Reiner Breuer in Ketten abgeführt

Bürgermeister fühlt sich beim Rathaussturm an Szenen aus „Shades of Grey“ erinnert.

Neuss. Diese verflixte Absperrkette. Als Prinz Dieter III. und Novesia Anita I. um 10.59 Uhr das Büro von Bürgermeister Reiner Breuer betreten, schwant dem Verwaltungschef zwar schon, dass er gleich gefesselt und entmachtet wird. Was Reiner Breuer aber zu diesem Zeitpunkt noch nicht weiß: Ihm steht ein Tausch bevor. Die Macht im Rathaus ist der Bürgermeister um 11.11 Uhr los, dafür kriegt er einen neuen Spitznamen: „Mister Grey“.

Schuld daran sind drei Dinge: sein grauer Anzug, seine kesse Wortwahl — und die Fesselspiele des Neusser Prinzenpaares. Mit der rot-weißen Absperrkette setzen Dieter III. und Anita I. den Bürgermeister schachmatt. „Noch ein bisschen fester machen“, sagt der Prinz. Sicher ist schließlich sicher. Der Bürgermeister nimmt’s an diesem besonderen Tag mit Humor. „Erinnert ein bisschen an ,Shades of Grey’“, sagt er und lacht. Und schon ist der Spitzname in Anlehnung an den von Hollywood verfilmten Erotik-Bestseller geboren. „Mister Grey“ ruft einer aus der Entourage des Prinzen. Und dann geht’s für Breuer raus zum Volk.

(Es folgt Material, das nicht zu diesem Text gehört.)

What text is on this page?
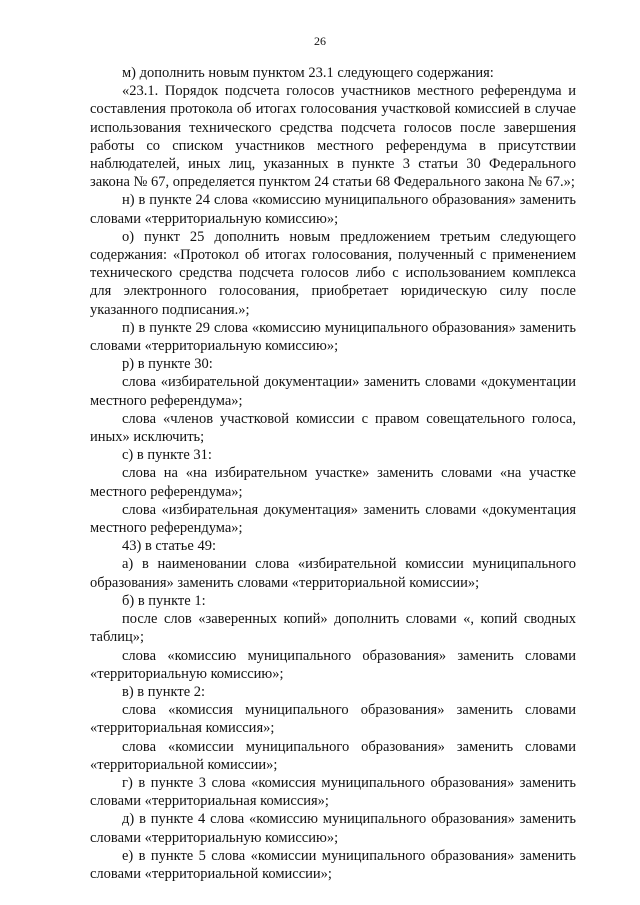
26

м) дополнить новым пунктом 23.1 следующего содержания:

«23.1. Порядок подсчета голосов участников местного референдума и составления протокола об итогах голосования участковой комиссией в случае использования технического средства подсчета голосов после завершения работы со списком участников местного референдума в присутствии наблюдателей, иных лиц, указанных в пункте 3 статьи 30 Федерального закона № 67, определяется пунктом 24 статьи 68 Федерального закона № 67.»;

н) в пункте 24 слова «комиссию муниципального образования» заменить словами «территориальную комиссию»;

о) пункт 25 дополнить новым предложением третьим следующего содержания: «Протокол об итогах голосования, полученный с применением технического средства подсчета голосов либо с использованием комплекса для электронного голосования, приобретает юридическую силу после указанного подписания.»;

п) в пункте 29 слова «комиссию муниципального образования» заменить словами «территориальную комиссию»;

р) в пункте 30:

слова «избирательной документации» заменить словами «документации местного референдума»;

слова «членов участковой комиссии с правом совещательного голоса, иных» исключить;

с) в пункте 31:

слова на «на избирательном участке» заменить словами «на участке местного референдума»;

слова «избирательная документация» заменить словами «документация местного референдума»;

43) в статье 49:

а) в наименовании слова «избирательной комиссии муниципального образования» заменить словами «территориальной комиссии»;

б) в пункте 1:

после слов «заверенных копий» дополнить словами «, копий сводных таблиц»;

слова «комиссию муниципального образования» заменить словами «территориальную комиссию»;

в) в пункте 2:

слова «комиссия муниципального образования» заменить словами «территориальная комиссия»;

слова «комиссии муниципального образования» заменить словами «территориальной комиссии»;

г) в пункте 3 слова «комиссия муниципального образования» заменить словами «территориальная комиссия»;

д) в пункте 4 слова «комиссию муниципального образования» заменить словами «территориальную комиссию»;

е) в пункте 5 слова «комиссии муниципального образования» заменить словами «территориальной комиссии»;
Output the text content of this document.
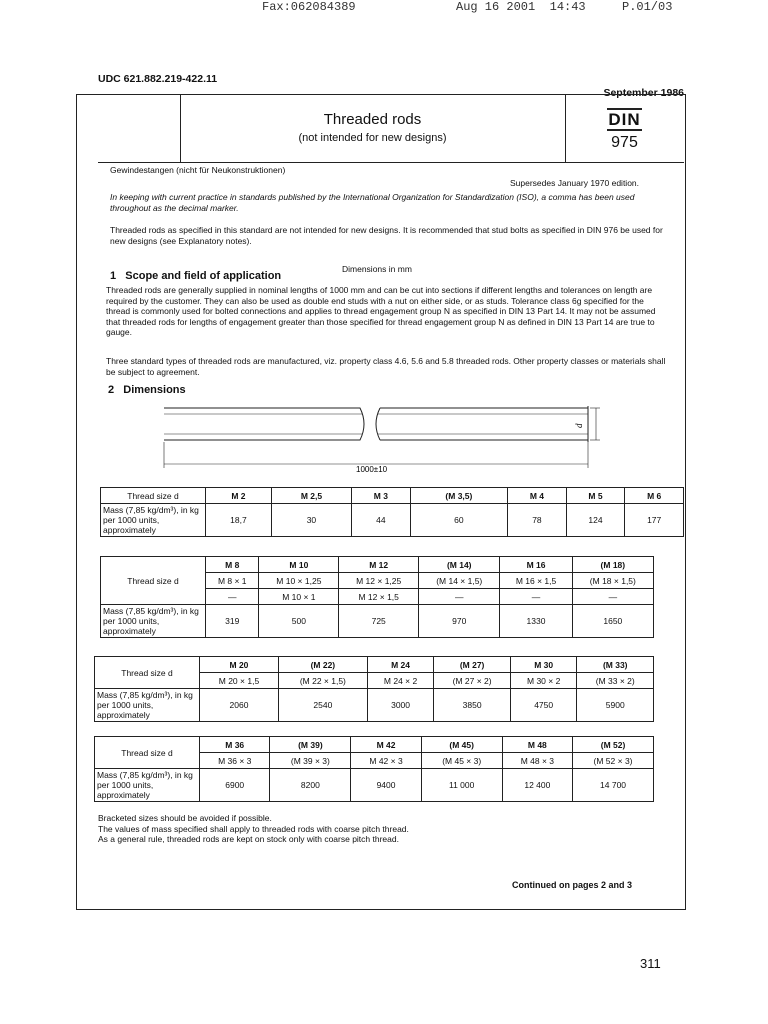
Fax:062084389	Aug 16 2001  14:43	P.01/03
UDC 621.882.219-422.11
September 1986
Threaded rods
(not intended for new designs)
DIN
975
Gewindestangen (nicht für Neukonstruktionen)
Supersedes January 1970 edition.
In keeping with current practice in standards published by the International Organization for Standardization (ISO), a comma has been used throughout as the decimal marker.
Threaded rods as specified in this standard are not intended for new designs. It is recommended that stud bolts as specified in DIN 976 be used for new designs (see Explanatory notes).
Dimensions in mm
1   Scope and field of application
Threaded rods are generally supplied in nominal lengths of 1000 mm and can be cut into sections if different lengths and tolerances on length are required by the customer. They can also be used as double end studs with a nut on either side, or as studs. Tolerance class 6g specified for the thread is commonly used for bolted connections and applies to thread engagement group N as specified in DIN 13 Part 14. It may not be assumed that threaded rods for lengths of engagement greater than those specified for thread engagement group N as defined in DIN 13 Part 14 are true to gauge.
Three standard types of threaded rods are manufactured, viz. property class 4.6, 5.6 and 5.8 threaded rods. Other property classes or materials shall be subject to agreement.
2   Dimensions
d
1000±10
Thread size d	M 2	M 2,5	M 3	(M 3,5)	M 4	M 5	M 6
Mass (7,85 kg/dm³), in kg per 1000 units, approximately	18,7	30	44	60	78	124	177
Thread size d	M 8	M 10	M 12	(M 14)	M 16	(M 18)
	M 8 × 1	M 10 × 1,25	M 12 × 1,25	(M 14 × 1,5)	M 16 × 1,5	(M 18 × 1,5)
	—	M 10 × 1	M 12 × 1,5	—	—	—
Mass (7,85 kg/dm³), in kg per 1000 units, approximately	319	500	725	970	1330	1650
Thread size d	M 20	(M 22)	M 24	(M 27)	M 30	(M 33)
	M 20 × 1,5	(M 22 × 1,5)	M 24 × 2	(M 27 × 2)	M 30 × 2	(M 33 × 2)
Mass (7,85 kg/dm³), in kg per 1000 units, approximately	2060	2540	3000	3850	4750	5900
Thread size d	M 36	(M 39)	M 42	(M 45)	M 48	(M 52)
	M 36 × 3	(M 39 × 3)	M 42 × 3	(M 45 × 3)	M 48 × 3	(M 52 × 3)
Mass (7,85 kg/dm³), in kg per 1000 units, approximately	6900	8200	9400	11 000	12 400	14 700
Bracketed sizes should be avoided if possible.
The values of mass specified shall apply to threaded rods with coarse pitch thread.
As a general rule, threaded rods are kept on stock only with coarse pitch thread.
Continued on pages 2 and 3
311
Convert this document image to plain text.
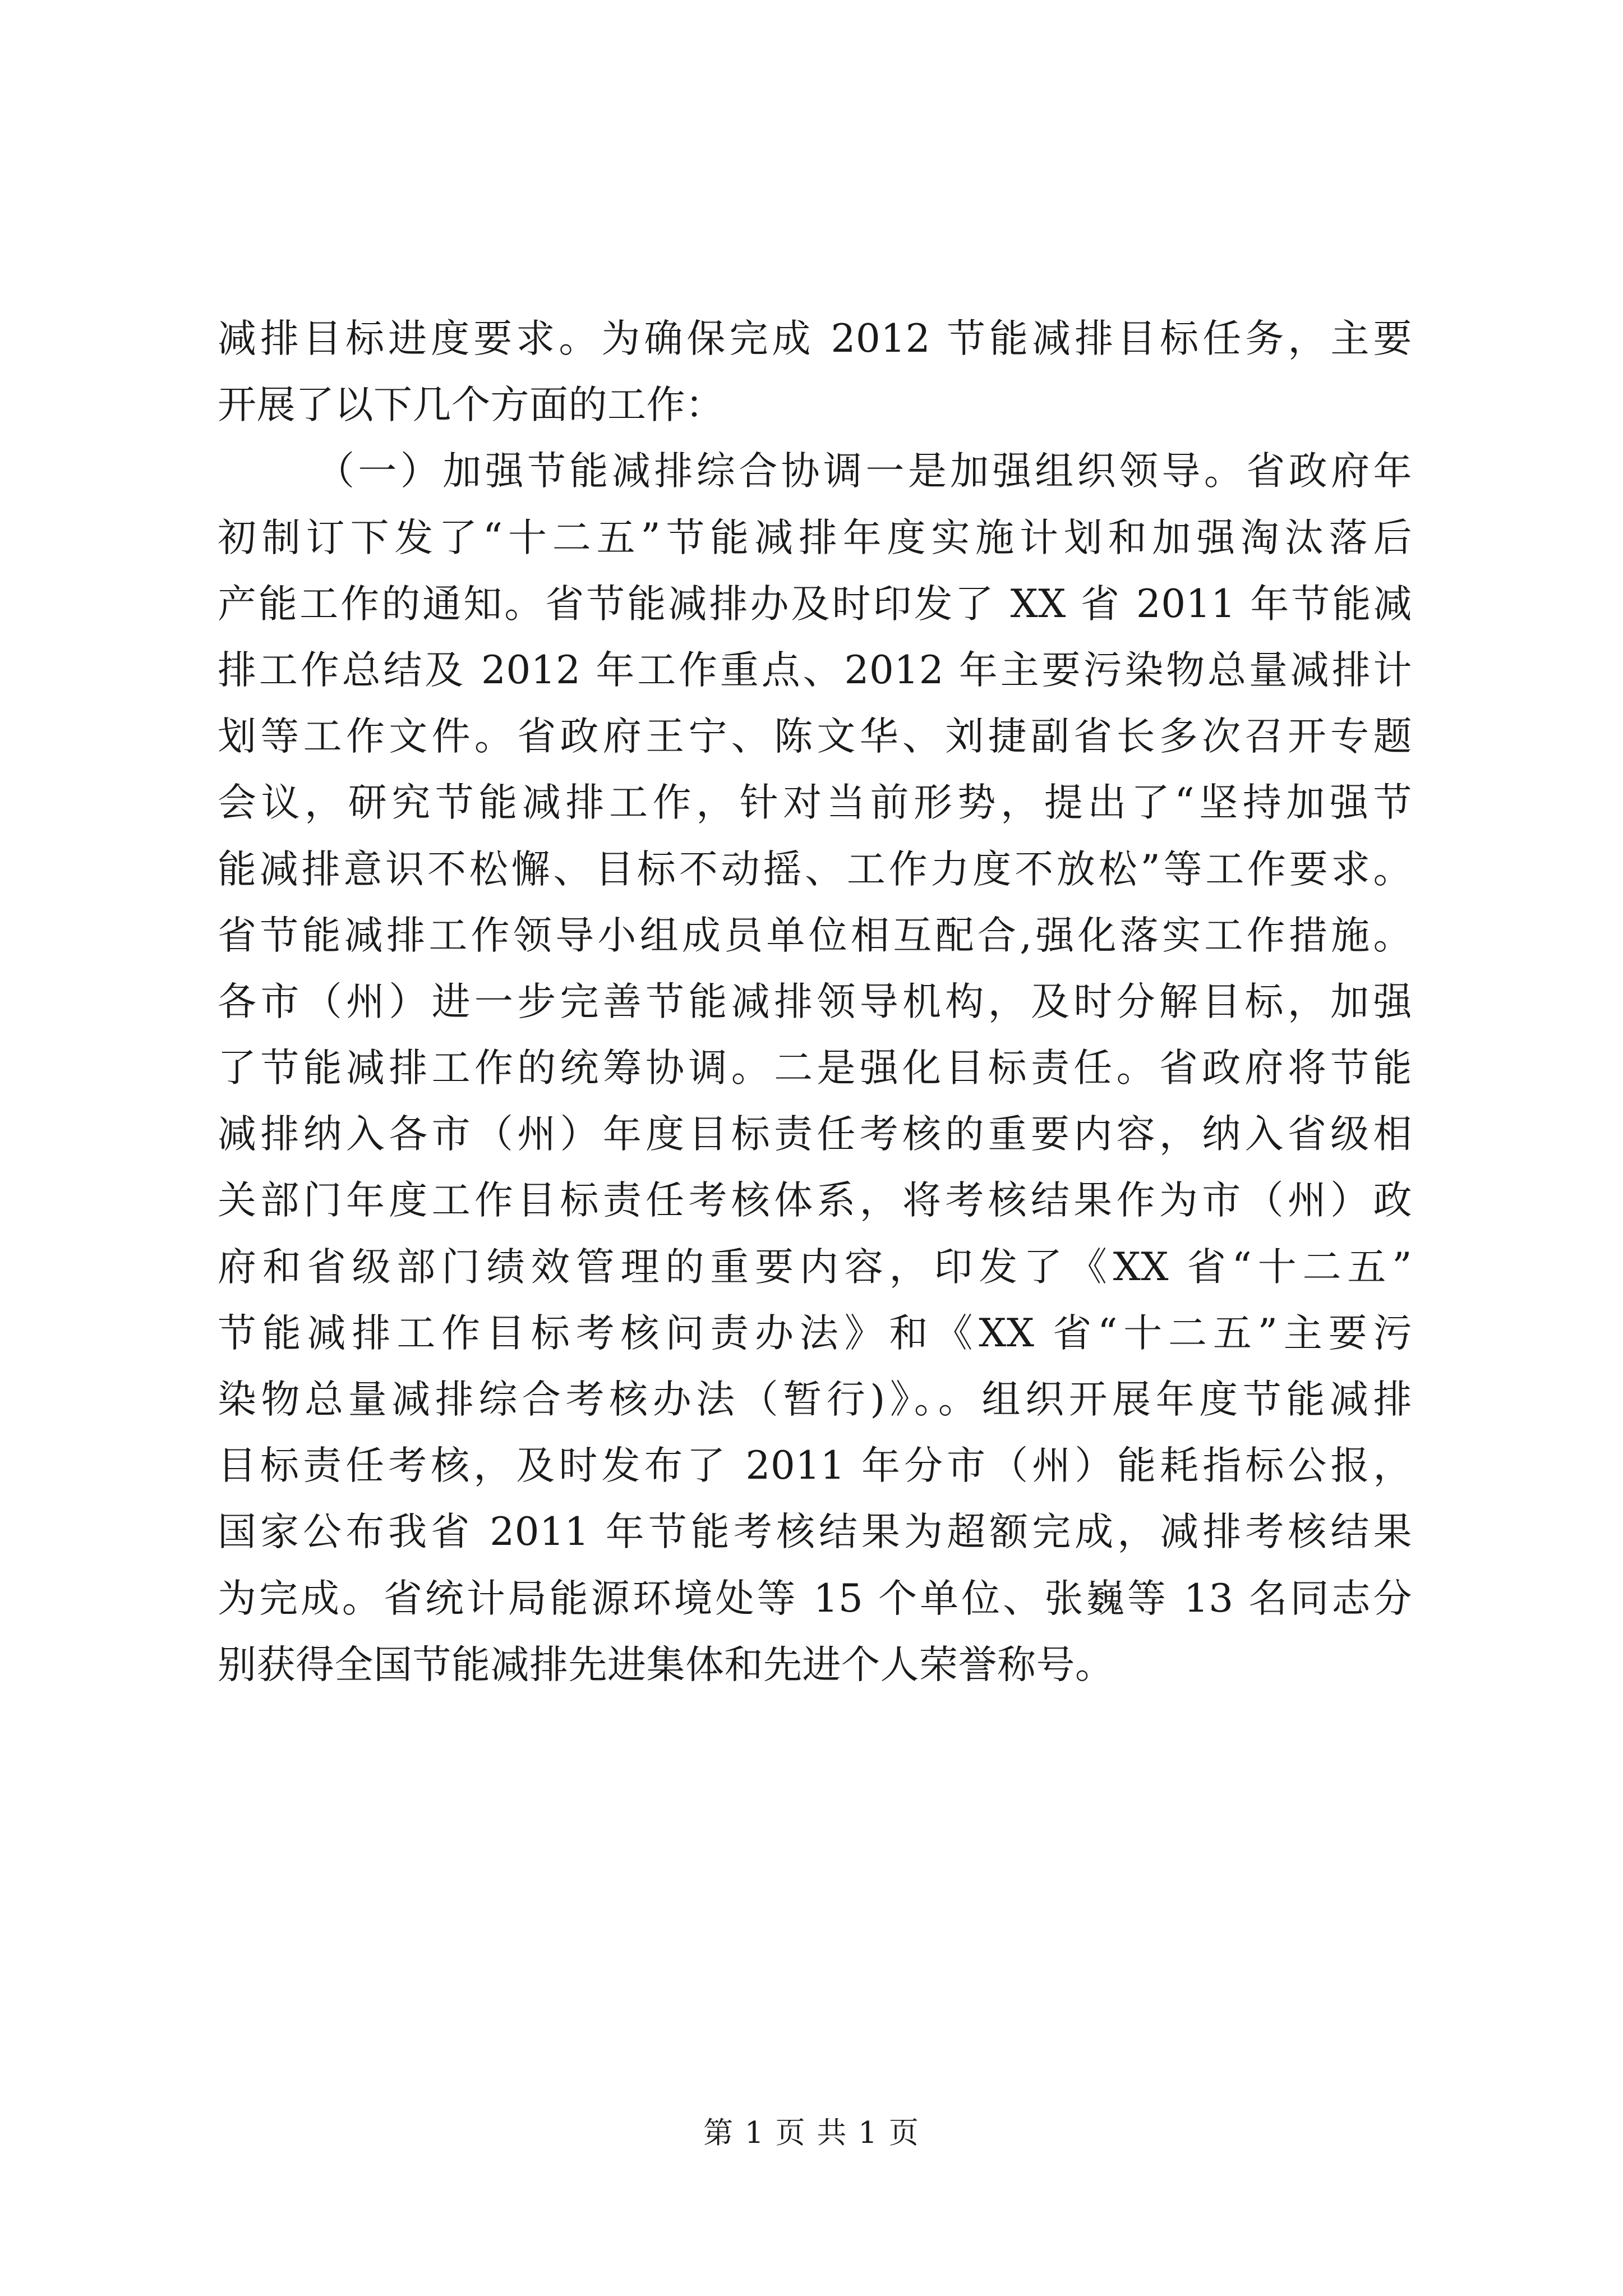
减排目标进度要求。为确保完成 2012 节能减排目标任务，主要
开展了以下几个方面的工作：
（一）加强节能减排综合协调一是加强组织领导。省政府年
初制订下发了“十二五”节能减排年度实施计划和加强淘汰落后
产能工作的通知。省节能减排办及时印发了 XX 省 2011 年节能减
排工作总结及 2012 年工作重点、2012 年主要污染物总量减排计
划等工作文件。省政府王宁、陈文华、刘捷副省长多次召开专题
会议，研究节能减排工作，针对当前形势，提出了“坚持加强节
能减排意识不松懈、目标不动摇、工作力度不放松”等工作要求。
省节能减排工作领导小组成员单位相互配合,强化落实工作措施。
各市（州）进一步完善节能减排领导机构，及时分解目标，加强
了节能减排工作的统筹协调。二是强化目标责任。省政府将节能
减排纳入各市（州）年度目标责任考核的重要内容，纳入省级相
关部门年度工作目标责任考核体系，将考核结果作为市（州）政
府和省级部门绩效管理的重要内容，印发了《XX 省“十二五”
节能减排工作目标考核问责办法》和《XX 省“十二五”主要污
染物总量减排综合考核办法（暂行)》。。组织开展年度节能减排
目标责任考核，及时发布了 2011 年分市（州）能耗指标公报，
国家公布我省 2011 年节能考核结果为超额完成，减排考核结果
为完成。省统计局能源环境处等 15 个单位、张巍等 13 名同志分
别获得全国节能减排先进集体和先进个人荣誉称号。
第 1 页 共 1 页
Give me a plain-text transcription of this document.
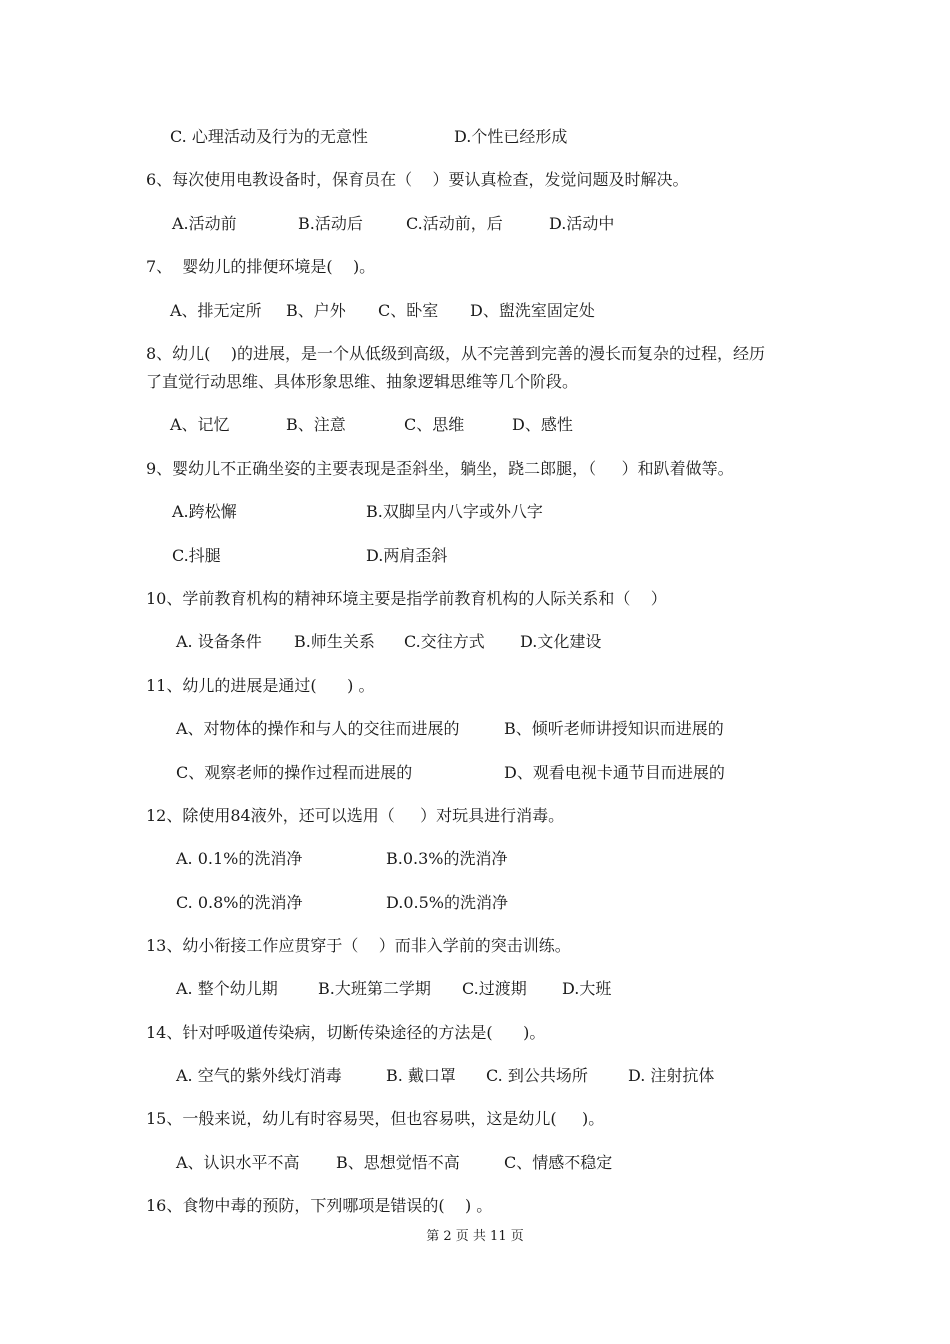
C. 心理活动及行为的无意性	D.个性已经形成
6、每次使用电教设备时，保育员在（    ）要认真检查，发觉问题及时解决。
A.活动前	B.活动后	C.活动前，后	D.活动中
7、  婴幼儿的排便环境是(    )。
A、排无定所 B、户外 C、卧室 D、盥洗室固定处
8、幼儿(    )的进展，是一个从低级到高级，从不完善到完善的漫长而复杂的过程，经历
了直觉行动思维、具体形象思维、抽象逻辑思维等几个阶段。
A、记忆	B、注意	C、思维	D、感性
9、婴幼儿不正确坐姿的主要表现是歪斜坐，躺坐，跷二郎腿，（     ）和趴着做等。
A.跨松懈	B.双脚呈内八字或外八字
C.抖腿	D.两肩歪斜
10、学前教育机构的精神环境主要是指学前教育机构的人际关系和（    ）
A. 设备条件 B.师生关系 C.交往方式 D.文化建设
11、幼儿的进展是通过(      ) 。
A、对物体的操作和与人的交往而进展的	B、倾听老师讲授知识而进展的
C、观察老师的操作过程而进展的	D、观看电视卡通节目而进展的
12、除使用84液外，还可以选用（     ）对玩具进行消毒。
A. 0.1%的洗消净	B.0.3%的洗消净
C. 0.8%的洗消净	D.0.5%的洗消净
13、幼小衔接工作应贯穿于（    ）而非入学前的突击训练。
A. 整个幼儿期	B.大班第二学期 C.过渡期 D.大班
14、针对呼吸道传染病，切断传染途径的方法是(      )。
A. 空气的紫外线灯消毒	B. 戴口罩 C. 到公共场所	D. 注射抗体
15、一般来说，幼儿有时容易哭，但也容易哄，这是幼儿(     )。
A、认识水平不高 B、思想觉悟不高	C、情感不稳定
16、食物中毒的预防，下列哪项是错误的(    ) 。
第 2 页 共 11 页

Reiner Breuer in Ketten abgeführt
Foto: Lothar Berns

Mit dem Bürgermeister im Schlepptau marschieren die Karnevalisten auf den Marktplatz — und auf die Bühne. Dort darf er noch ein paar Worte sagen, bis er die Macht an die Neusser Jecken abtreten muss. „Es ist schon brutal. Ich bin erst 15 Monate im Amt, schon wird das Rathaus zum zweiten Mal gestürmt, und ich werde in meinem Büro malträtiert“, sagt Breuer. „Die Karnevalisten sind eingedrungen und haben mich gefesselt.“

Dann widmet sich Breuer in seiner Rede dem Motto der Session. „Vom Obertor bis Hamtorwall — faire Jecke überall“, lautet es. „Fair, das heißt, dass wir tolerant miteinander umgehen, mit Respekt, und dass wir viel Spaß haben“, sagt Breuer. Kurz darauf halten Prinz und Prinzessin den großen goldenen Rathausschlüssel in Händen, den Breuer zwar noch festzuhalten versucht — aber ohne Chance. Mit vereinten Kräften sind Prinz und Novesia einfach stärker. Das Symbol der Macht ist Reiner Breuer los. Das Rathaus ist ab sofort in Händen der Neusser Jecken. „Ons Nüss helau!“, rufen sie.

Stolz hält Anita I. den Schlüssel in die Luft, dann wendet sie sich ans Publikum. „Seid ihr gut drauf?“, fragt sie. Das Publikum bejaht. Anita I. dreht sich zu Breuer. Der Bürgermeister wird entfesselt — und die Neusser feiern ihr Prinzenpaar. Zu Ehren der Novesia stimmen auf dem Marktplatz einige lautstark den Schlager „Anita“ an. Dann gibt die Novesia den Takt vor: „Denn wir sind Nüsser Mädchen“. Danach spricht Prinz Dieter III. zum Volk. Er betont, wie viel Spaß ihm und seiner Frau die Session macht. Dann ist der frisch entfesselte Reiner Breuer am Zug: Er sticht das Fass an. Gemeinsam mit den Jecken stößt er auf eine tolle, fröhliche und friedliche Karnevalszeit an — auch wenn er die Macht im Neusser Rathaus bis Aschermittwoch los ist.